Cashier’s Check · April 5, 2025
IssuerWells Fargo Bank, N.A.
Issuer branch19840 Beach Blvd., Huntington Beach, CA 92648
Serial number0084411978
Account4861-511475
DateApril 5, 2025
Amount$5,338.48
Amount in wordsFive Thousand Three Hundred Thirty-Eight and 48/100 US Dollars
PurchaserMICHAEL GASIO
Pay to the order of***CLERK OF THE COURT***
***SUPERIOR COURT OF CALIFORNIA***
MemorandumPAYMENT UNDER PROTEST

The cashier’s check was issued by Wells Fargo Bank at the same Huntington Beach branch address (19840 Beach Blvd.) that the Three-Day Notice of June 21, 2024 had designated as the required in-person payment location. The check was made payable directly to the Clerk of the Court, with the memorandum line reading “PAYMENT UNDER PROTEST,” preserving the plaintiffs’ position that the payment was being made in compliance with the court’s order while reserving all rights with respect to the underlying determination.

Source: Wells Fargo cashier’s check #0084411978, Purchaser Copy Pages 1 and 2, dated April 5, 2025.

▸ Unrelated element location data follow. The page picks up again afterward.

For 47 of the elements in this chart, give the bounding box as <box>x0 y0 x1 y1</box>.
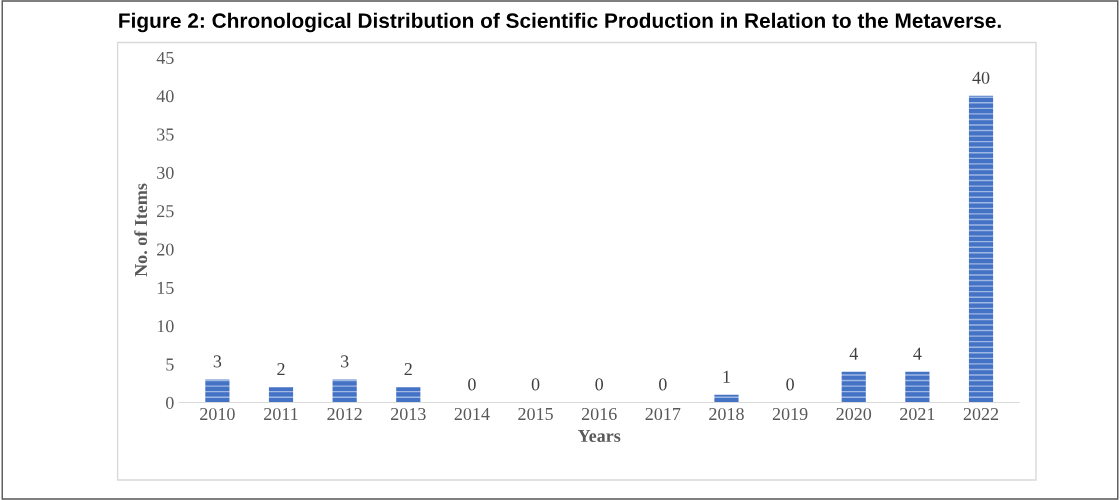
chart-title: Figure 2: Chronological Distribution of Scientific Production in Relation to the Metaverse. <box>119 12 1001 33</box>
x-tick-label: 2017 <box>645 407 681 421</box>
y-tick-label: 10 <box>157 320 174 333</box>
y-tick-label: 0 <box>166 396 174 409</box>
y-tick-label: 15 <box>157 281 174 294</box>
y-tick-label: 40 <box>156 90 174 103</box>
x-tick-label: 2016 <box>581 407 617 421</box>
x-tick-label: 2011 <box>264 407 298 421</box>
data-label: 0 <box>531 378 540 391</box>
bar <box>205 379 230 403</box>
data-label: 3 <box>213 355 222 368</box>
y-tick-label: 20 <box>157 243 174 256</box>
bar <box>968 95 994 403</box>
data-label: 2 <box>404 363 412 375</box>
x-axis-title: Years <box>577 430 621 442</box>
data-label: 2 <box>277 363 285 375</box>
x-tick-label: 2020 <box>836 407 872 421</box>
x-tick-label: 2015 <box>518 407 553 421</box>
bar <box>714 394 739 403</box>
x-tick-label: 2019 <box>772 407 808 421</box>
x-tick-label: 2013 <box>391 407 426 421</box>
y-tick-label: 25 <box>157 205 174 218</box>
data-label: 0 <box>659 378 667 391</box>
x-tick-label: 2012 <box>327 407 362 421</box>
bar <box>841 371 866 403</box>
y-tick-label: 30 <box>157 166 174 179</box>
bar <box>905 371 930 403</box>
y-tick-label: 5 <box>166 358 174 371</box>
data-label: 0 <box>595 378 604 391</box>
data-label: 0 <box>786 378 794 391</box>
bar <box>268 387 294 403</box>
y-tick-label: 35 <box>157 128 174 141</box>
data-label: 40 <box>972 71 990 84</box>
data-label: 1 <box>723 370 730 383</box>
bar <box>396 387 421 403</box>
y-tick-label: 45 <box>156 51 174 64</box>
x-tick-label: 2021 <box>900 407 935 421</box>
data-label: 0 <box>468 378 476 391</box>
bar <box>332 379 357 403</box>
y-axis-title: No. of Items <box>134 183 148 277</box>
x-tick-label: 2018 <box>709 407 744 421</box>
data-label: 4 <box>913 347 922 360</box>
x-tick-label: 2010 <box>200 407 235 421</box>
data-label: 4 <box>849 347 858 360</box>
data-label: 3 <box>341 355 349 368</box>
x-tick-label: 2022 <box>963 407 999 421</box>
x-tick-label: 2014 <box>454 407 490 421</box>
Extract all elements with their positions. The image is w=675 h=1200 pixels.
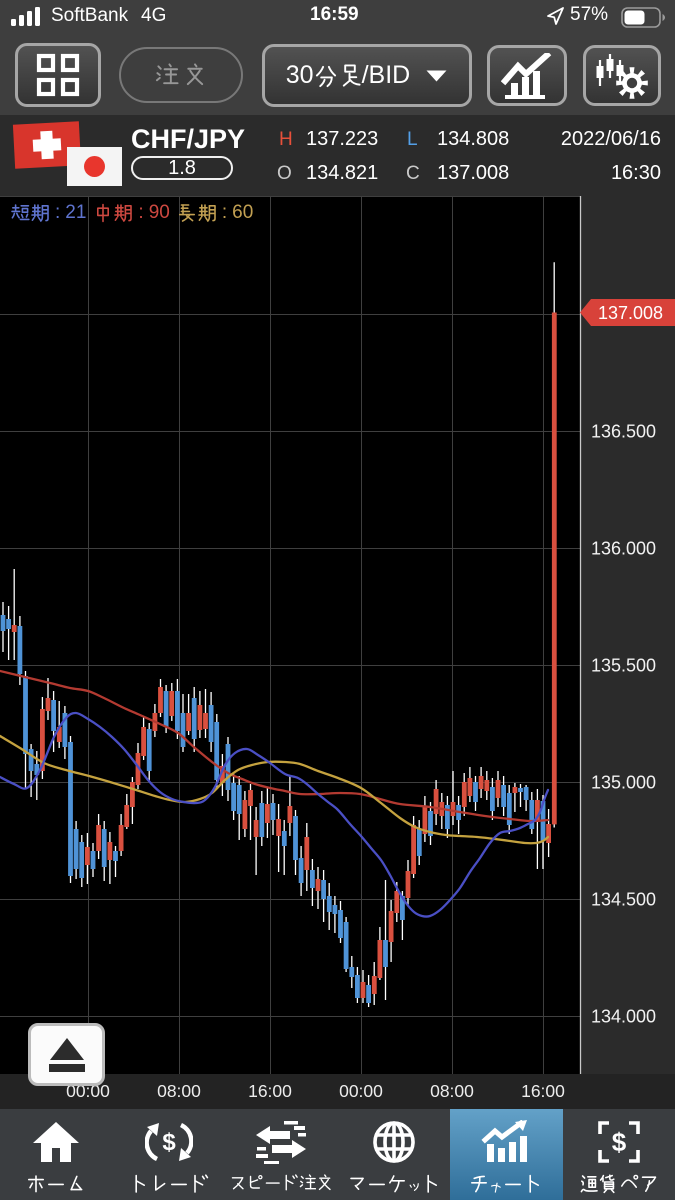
svg-text:135.000: 135.000 bbox=[591, 773, 656, 793]
svg-text:134.000: 134.000 bbox=[591, 1007, 656, 1027]
svg-text:$: $ bbox=[612, 1127, 627, 1157]
svg-text:134.500: 134.500 bbox=[591, 890, 656, 910]
svg-text:137.008: 137.008 bbox=[598, 303, 663, 323]
svg-text:135.500: 135.500 bbox=[591, 656, 656, 676]
svg-text:136.500: 136.500 bbox=[591, 422, 656, 442]
svg-text:$: $ bbox=[162, 1129, 176, 1156]
svg-text:136.000: 136.000 bbox=[591, 539, 656, 559]
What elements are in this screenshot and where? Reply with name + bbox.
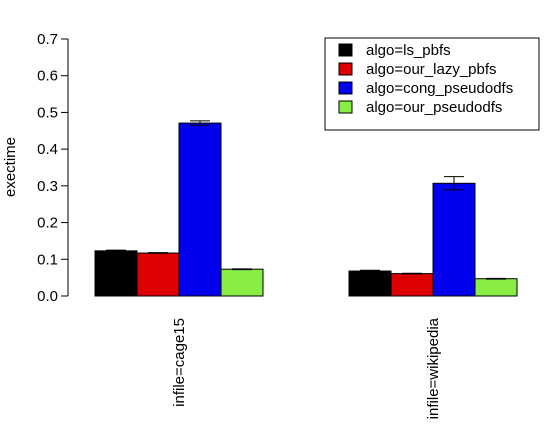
bar (178, 122, 222, 297)
bar (474, 278, 518, 297)
legend-swatch (338, 43, 353, 57)
category-label: infile=wikipedia (425, 317, 442, 419)
legend-label: algo=our_pseudodfs (366, 99, 502, 116)
legend-swatch (338, 62, 353, 76)
legend-label: algo=cong_pseudodfs (366, 80, 513, 97)
legend-label: algo=our_lazy_pbfs (366, 61, 497, 78)
y-tick-label: 0.1 (37, 251, 58, 268)
bar (136, 252, 180, 297)
y-tick-label: 0.7 (37, 31, 58, 48)
legend-swatch (338, 81, 353, 95)
legend: algo=ls_pbfs algo=our_lazy_pbfs algo=cong_… (324, 37, 540, 131)
y-axis-label: exectime (2, 137, 19, 197)
bar (94, 250, 138, 297)
bar (390, 273, 434, 297)
legend-swatch (338, 100, 353, 114)
bar (432, 182, 476, 297)
y-tick-label: 0.5 (37, 104, 58, 121)
y-tick-label: 0.4 (37, 141, 58, 158)
y-tick-label: 0.2 (37, 215, 58, 232)
y-tick-label: 0.0 (37, 288, 58, 305)
y-tick-label: 0.3 (37, 178, 58, 195)
y-tick-label: 0.6 (37, 68, 58, 85)
bars (94, 120, 518, 297)
legend-box (324, 37, 540, 131)
y-axis: 0.0 0.1 0.2 0.3 0.4 0.5 0.6 0.7 (37, 31, 69, 305)
category-labels: infile=cage15 infile=wikipedia (171, 317, 442, 419)
bar (348, 270, 392, 297)
category-label: infile=cage15 (171, 318, 188, 407)
legend-label: algo=ls_pbfs (366, 42, 451, 59)
bar (220, 268, 264, 297)
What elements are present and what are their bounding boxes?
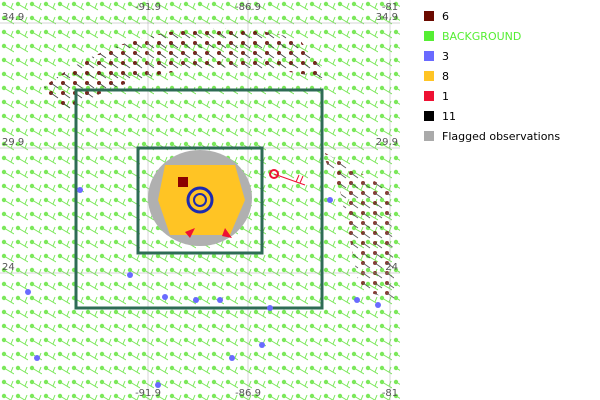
legend-swatch — [424, 11, 434, 21]
legend-swatch — [424, 111, 434, 121]
obs-cluster — [40, 28, 330, 110]
legend-item: BACKGROUND — [420, 26, 595, 46]
legend-item: 6 — [420, 6, 595, 26]
legend-label: 3 — [442, 49, 449, 63]
coordinate-label: 34.9 — [376, 12, 398, 23]
marker — [178, 177, 188, 187]
legend-label: 1 — [442, 89, 449, 103]
map: -91.9 -86.9 -81-91.9 -86.9 -8134.929.92434.9… — [0, 0, 400, 400]
legend-swatch — [424, 51, 434, 61]
coordinate-label: 24 — [385, 262, 398, 273]
coordinate-label: -81 — [382, 2, 398, 13]
legend-swatch — [424, 71, 434, 81]
domain-outer — [74, 88, 324, 310]
legend-label: 6 — [442, 9, 449, 23]
marker — [269, 169, 279, 179]
coordinate-label: -86.9 — [235, 388, 261, 399]
legend-item: 8 — [420, 66, 595, 86]
center-ring — [186, 186, 214, 214]
coordinate-label: 29.9 — [2, 137, 24, 148]
coordinate-label: -91.9 — [135, 2, 161, 13]
legend-item: 11 — [420, 106, 595, 126]
legend-label: 11 — [442, 109, 456, 123]
coordinate-label: -86.9 — [235, 2, 261, 13]
obs-cluster — [320, 150, 395, 300]
legend-swatch — [424, 91, 434, 101]
legend-swatch — [424, 31, 434, 41]
obs-points — [25, 187, 381, 388]
legend-item: 3 — [420, 46, 595, 66]
legend-label: BACKGROUND — [442, 29, 522, 43]
coordinate-label: 29.9 — [376, 137, 398, 148]
coordinate-label: 24 — [2, 262, 15, 273]
legend-item: 1 — [420, 86, 595, 106]
barb — [273, 173, 306, 186]
marker — [185, 228, 232, 238]
coordinate-label: -91.9 — [135, 388, 161, 399]
coordinate-labels: -91.9 -86.9 -81-91.9 -86.9 -8134.929.92434.9… — [2, 2, 398, 399]
legend-label: 8 — [442, 69, 449, 83]
center-ring — [193, 193, 207, 207]
obs-area — [158, 165, 245, 235]
coordinate-label: 34.9 — [2, 12, 24, 23]
legend-item: Flagged observations — [420, 126, 595, 146]
coordinate-label: -81 — [382, 388, 398, 399]
domain-inner — [136, 146, 264, 255]
legend-label: Flagged observations — [442, 129, 561, 143]
legend: 6 BACKGROUND 3 8 1 11 Flagged observations — [420, 6, 595, 146]
legend-swatch — [424, 131, 434, 141]
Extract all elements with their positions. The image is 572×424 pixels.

Governing statutory provisions

California provisions applicable to the procedural posture documented in this section

  • Cal. Code Civ. Proc. § 1161 · Unlawful detainer notice requirements Applicable to the Three-Day Notice that served as the predicate document for the unlawful detainer complaint filed July 3, 2024. Notice content defects are examined in Section 3.
  • Cal. Code Civ. Proc. § 1161.2 · Limits on access to unlawful detainer records Governs public access restrictions to unlawful detainer court records in the first sixty days of filing. Relevant to the procedural posture under which documentation was placed before the Court.
  • Cal. Code Civ. Proc. § 1179 · Relief from forfeiture Provides the trial court with equitable jurisdiction to relieve a tenant from forfeiture upon appropriate showing. Applicable to the procedural context in which the cashier’s check tender at Section 4 was acknowledged in the Minute Order.
  • Cal. Code Civ. Proc. § 473 · Relief from judgment Applicable to any motion to vacate or set aside a judgment on grounds of mistake, inadvertence, surprise, or excusable neglect, where documentation not placed before the Court in the summary proceeding has become available.
  • Cal. R. Prof. Conduct 3.3 · Candor toward the tribunal Governs the duties of counsel appearing in any matter before a tribunal, including the duty not to knowingly make a false statement of fact or law to a tribunal. Applicable to the conduct of counsel of record appearing in the unlawful detainer proceeding.
  • Cal. R. Prof. Conduct 1.1 · Competence Governs the duty of attorney competence, including the diligent and informed handling of the predicate notice and the documentary record supporting an unlawful detainer action.
Scope of this section. This section presents the procedural history of the unlawful detainer action and the operative language of the March 27, 2025 Minute Order. The Minute Order, the identified exhibits, and the April 5, 2025 cashier’s check under protest are the primary-source documents underlying this section. The plaintiffs assert no conclusion as to whether the unlawful detainer judgment should be disturbed in any subsequent proceeding; those determinations are for qualified counsel and the courts. Governing statutes are identified to orient counsel to the legal frameworks that may apply to any post-judgment relief or related proceedings.